I would like the author to revisit some of his assertions in light of emerging trends from within the last decade (given the fast pace of change even a decade could be too long a horizon) rather than basing it on research from an earlier time-frame.
hi Deepak
thanks for this. on the first point, i couldn't agree more; country is merely a (n imperfect) proxy for context. finer-grained geographic subdivisions, social communities, differing industry contexts, might all be relevant proxies for context in the sense of this article.
On the speed of diffusion, the assertion is a large sample, statistical one, spanning multiple decades and multiple countries and multiple technologies (for example, as analyzed rigorously by the econometrician Diego Comin at Dartmouth in recent years). No one disputes that cellphones diffuse fast, as do other easy-to-spot technologies, but there are numerous others (again, over past decades) whose diffusion has been super-slow.
ultimately though its an empirical point. you might be proven right that diffusion has sped up (when someone analyzes it rigorously) and will continue to do so. never say never, i say to myself! :)
Thanks Tarun! Appreciate the feedback.
Contextual Intelligence reminds me of the premise of the ancient Indian Jain doctrine of “Anekāntavāda” – doctrine of non-absolutism or non-one sidedness or non-exclusivity . A classical elaboration of the doctrine has been the parable of the Six Blind Men and the Elephant where each man depending on where they touched the elephant described it as a spear (tusk), snake (trunk), wall (side), fan (ear), rope (tail) and tree (leg), with none of them able to visualize the animal itself.
Similarly depending on the context ("country") the same elephant ("cement industry") may have many different manifestations - highly efficient/inefficient , consolidated/ fragmented etc.

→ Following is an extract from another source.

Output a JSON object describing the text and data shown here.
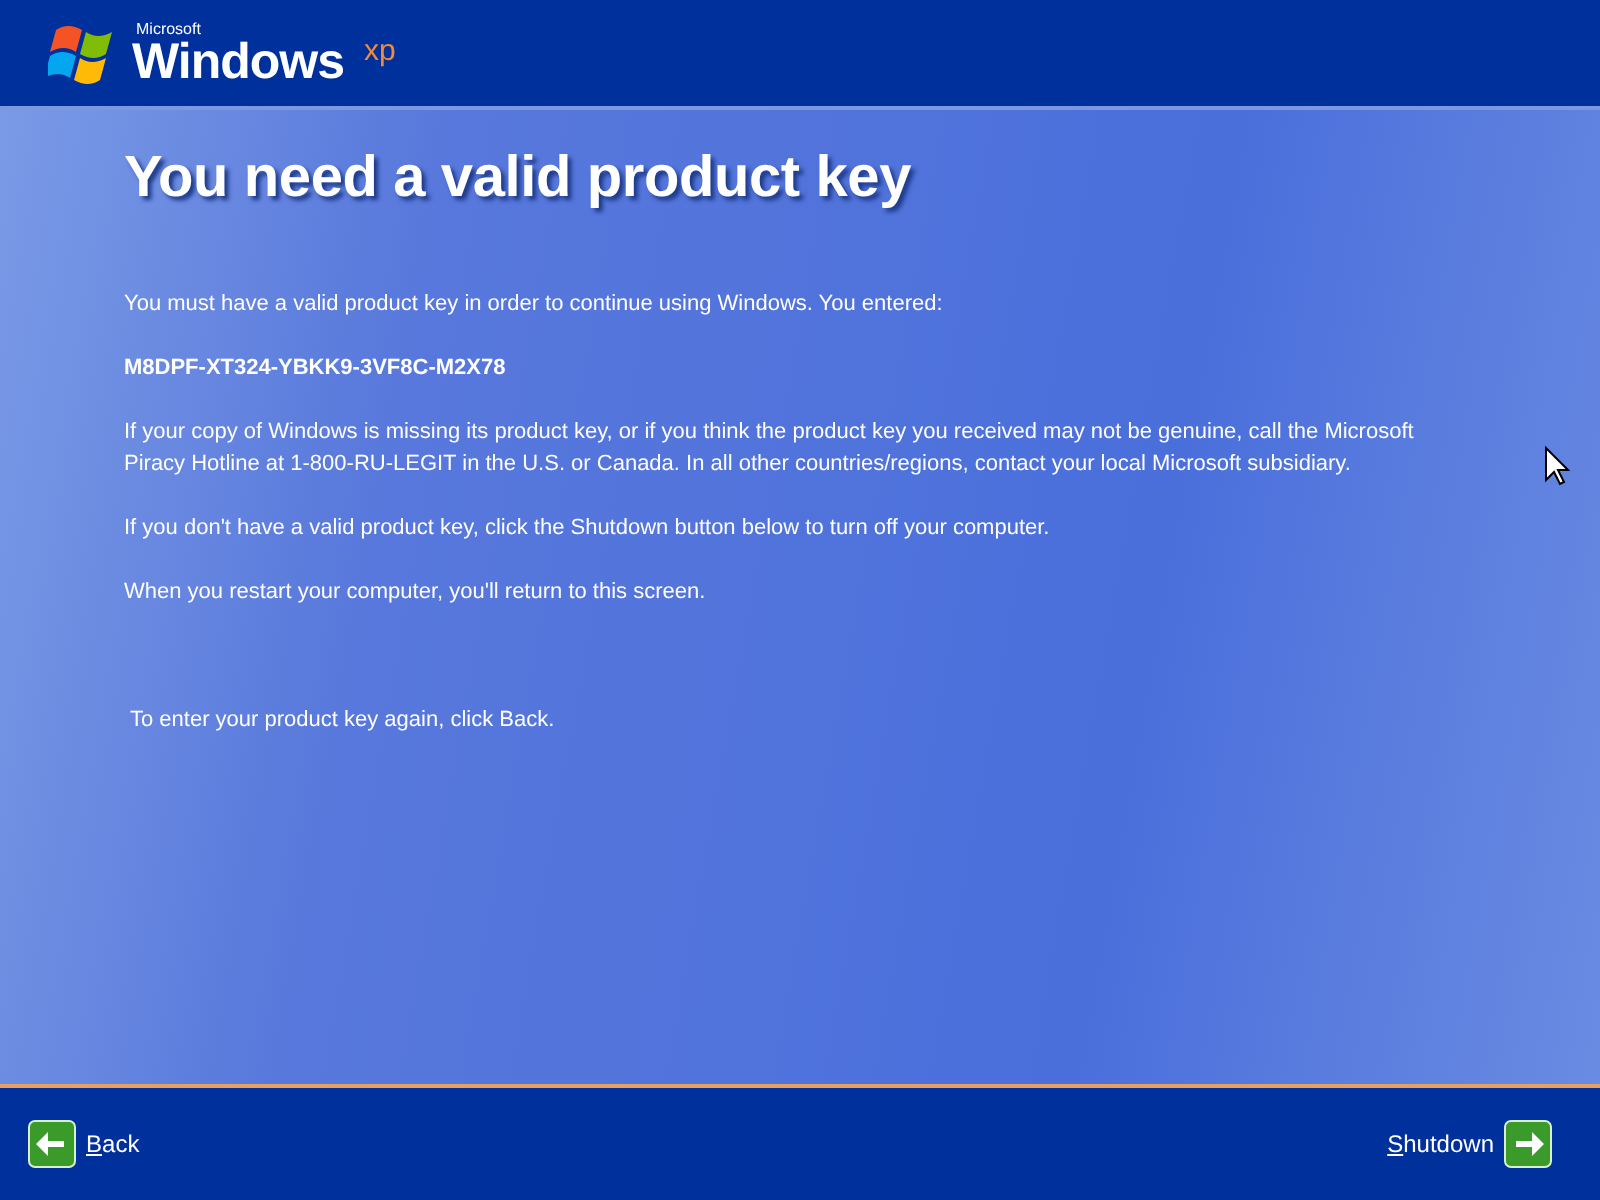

Maybe a stretch of the logic but that's what I was reminded of.
2 comments:
Hi Deepak, interesting to see how Tarun has nothing to say but surrender to your comments, at the same time disappointed for watching such a no encounter argumentation. I would say that the fundamentals of 'contextual intelligence' as Tarun wrote are true in several contexts that still exist in current time. While technology is something less contextual, it is different in acceptance in several types of technology. For example; in US/Europe, maybe more than 90% households have washing machines and dish-washing machines, both have been in existence for more than 3 decades, but in Indonesia, less than 10% households using them. It is not because of institutional context or culture, but I think because of the social context (the households that can afford to buy those machines have maids to wash things)
The biggest difference in context until now I think is cultural contexts. I can see how Western people have difficult time to understand the preference of local people here, and I (even though Western educated) have some difficulties to understand the preference of Western countries population.
For me, contextual intelligence is the other name of adaptability, a Darwinian key word.
Dr. Bayu Prawira Hie
dr.bphie@gmail.com
Jakarta, Indonesia
Thanks Dr. Bayu Prawira Hie for sharing your feedback. Your washing machine example is an interesting case study.
I like the way you summed it "contextual intelligence is the other name of adaptability, a Darwinian key word."